If I am a statesman faced with an agonising choice of possible courses of action in a critical situation, will I really find it useful - even if I can afford to wait that long for the answer - to employ a team of specialists in political science to assemble for me from past history all kinds of cases analogous to my situation, from which I or they must then abstract what these cases have in common, deriving from this exercise relevant laws of human behaviour? (Berlin 44)

Such abstract reasoning is clearly inappropriate for understanding the concrete political situation, crucially determined by its particularities. And indeed, as Berlin implies, I cannot afford to wait for the answer. By the time the political science is prepared, the political terrain will have shifted, perhaps dramatically, and always significantly. The fragmented details that constitute my experience of the political, the scattered particles that are the object of the political scientist, "are too minute, too heterogeneous, succeed each other too rapidly, occur in combinations of too great a complexity" (Belrin 48) to be submitted to rigorous scientific investigation and calculation. Owing to the same transience and uniqueness of the political situation, "any method by which strategic plans are turned out ready-made, as if from some machine, must be totally rejected" (Clausewitz 154) as well, for they will invariably be unsuited to the particular factors that determine the situation. "The application of a norm requires a homogeneous medium," and "there exists no norm that is applicable to chaos" (Schmitt 13). With neither the certainty of scientific proof nor the assurance of a ready-made plan to guide my action, I must conduct a discouragingly partial survey of the political terrain as quickly as possible, identify its most particular and strategically important features, situate them within my conception of the whole, and select the most promising course of action.

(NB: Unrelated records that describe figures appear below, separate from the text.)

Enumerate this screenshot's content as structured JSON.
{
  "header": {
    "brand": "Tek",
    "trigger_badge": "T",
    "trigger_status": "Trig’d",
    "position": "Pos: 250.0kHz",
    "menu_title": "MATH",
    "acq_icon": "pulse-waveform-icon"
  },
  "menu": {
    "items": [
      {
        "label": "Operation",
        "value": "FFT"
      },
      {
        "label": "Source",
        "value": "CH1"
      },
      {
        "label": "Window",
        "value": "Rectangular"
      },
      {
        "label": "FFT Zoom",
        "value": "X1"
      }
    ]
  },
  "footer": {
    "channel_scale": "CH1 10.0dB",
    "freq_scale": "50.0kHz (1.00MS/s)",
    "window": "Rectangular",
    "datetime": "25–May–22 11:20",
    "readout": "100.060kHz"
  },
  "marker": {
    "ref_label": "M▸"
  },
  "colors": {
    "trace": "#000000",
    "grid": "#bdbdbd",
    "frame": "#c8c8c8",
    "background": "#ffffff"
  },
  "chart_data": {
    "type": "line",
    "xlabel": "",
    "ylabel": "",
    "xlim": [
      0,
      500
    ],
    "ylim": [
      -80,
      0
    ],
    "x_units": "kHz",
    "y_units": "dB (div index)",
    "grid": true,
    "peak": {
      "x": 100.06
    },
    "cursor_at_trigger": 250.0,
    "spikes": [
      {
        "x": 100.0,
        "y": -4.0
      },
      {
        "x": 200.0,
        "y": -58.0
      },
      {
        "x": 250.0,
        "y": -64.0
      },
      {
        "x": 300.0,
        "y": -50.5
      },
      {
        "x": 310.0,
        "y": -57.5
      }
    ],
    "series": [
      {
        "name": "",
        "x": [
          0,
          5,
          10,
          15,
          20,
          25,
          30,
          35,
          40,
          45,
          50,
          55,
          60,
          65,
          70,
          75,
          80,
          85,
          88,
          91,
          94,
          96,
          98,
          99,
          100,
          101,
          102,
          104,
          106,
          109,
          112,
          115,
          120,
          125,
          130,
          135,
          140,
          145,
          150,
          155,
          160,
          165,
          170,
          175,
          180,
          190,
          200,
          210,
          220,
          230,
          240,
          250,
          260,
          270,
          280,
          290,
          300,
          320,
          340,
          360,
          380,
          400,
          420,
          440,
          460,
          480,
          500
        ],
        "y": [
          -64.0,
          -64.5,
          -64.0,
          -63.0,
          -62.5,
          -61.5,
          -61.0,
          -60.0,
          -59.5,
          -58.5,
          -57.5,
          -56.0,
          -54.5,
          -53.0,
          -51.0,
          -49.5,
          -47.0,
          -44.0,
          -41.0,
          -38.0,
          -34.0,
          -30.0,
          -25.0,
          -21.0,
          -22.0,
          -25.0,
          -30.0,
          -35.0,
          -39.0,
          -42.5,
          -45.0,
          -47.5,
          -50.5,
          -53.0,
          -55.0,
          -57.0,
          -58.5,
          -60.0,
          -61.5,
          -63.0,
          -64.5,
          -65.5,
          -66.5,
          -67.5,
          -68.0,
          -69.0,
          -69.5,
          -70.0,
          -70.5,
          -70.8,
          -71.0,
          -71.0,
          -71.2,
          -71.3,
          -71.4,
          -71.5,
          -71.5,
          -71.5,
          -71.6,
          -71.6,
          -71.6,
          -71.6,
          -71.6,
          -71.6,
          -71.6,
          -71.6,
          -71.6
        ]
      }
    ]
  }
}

This requires a perceptual quickness, a "swiftness in connecting seemingly disparate facts" (Gramsci 252), "a sense of unity and a power of judgment raised to a marvelous pitch of vision, which easily grasps and dismisses a thousand remote possibilities which an ordinary mind would labor to identify and wear itself out in so doing" (Clausewitz 112). Clausewitz, borrowing a French term, calls this coup d'oeil:

Because time and space are important elements of the engagement... the idea of a rapid and accurate decision was first based on an evaluation of time and space, and consequently received a name which refers to visual estimates only... But soon it was also used of any sound decision taken in the midst of action - such as recognizing the right point to attack, etc. Coup d'oeil therefore refers not alone to the physical but, more commonly, to the inward eye... the concept merely refers to theh quick recognition of a truth that the mind would ordinarily miss or would perceive only after long study and reflection (Clausewitz 102).

This mental quickness is important in another sense. Because of the constant flux of the political terrain, because of the uncertainty with which we perceive it, and because of the unpredictability of the indiviudal actors involved in a particular situation, "the commander continually finds that things are not as he expected" (Clausewitz 102). Just as our expressive language is "logic in contingency, an oriented system which nevertheless always elaborates random factors, taking what was fortuitous up again into a meaningful whole" (Merleau-Ponty 88), the strategist must formulate coherent action while simultaneously and rapidly reacting to the unforeseen circumstances thrown up at him from the political terrain, continually incorporating new information and chance events into his perception of the situation. This "presence of mind... must play a great role in war, the domain of the unexpected, since it is nothing but an increased capacity of dealing with the unexpected. We admire presence of mind in an apt repartee, as we admire quick thinking in the face of danger" (Clausewitz 103).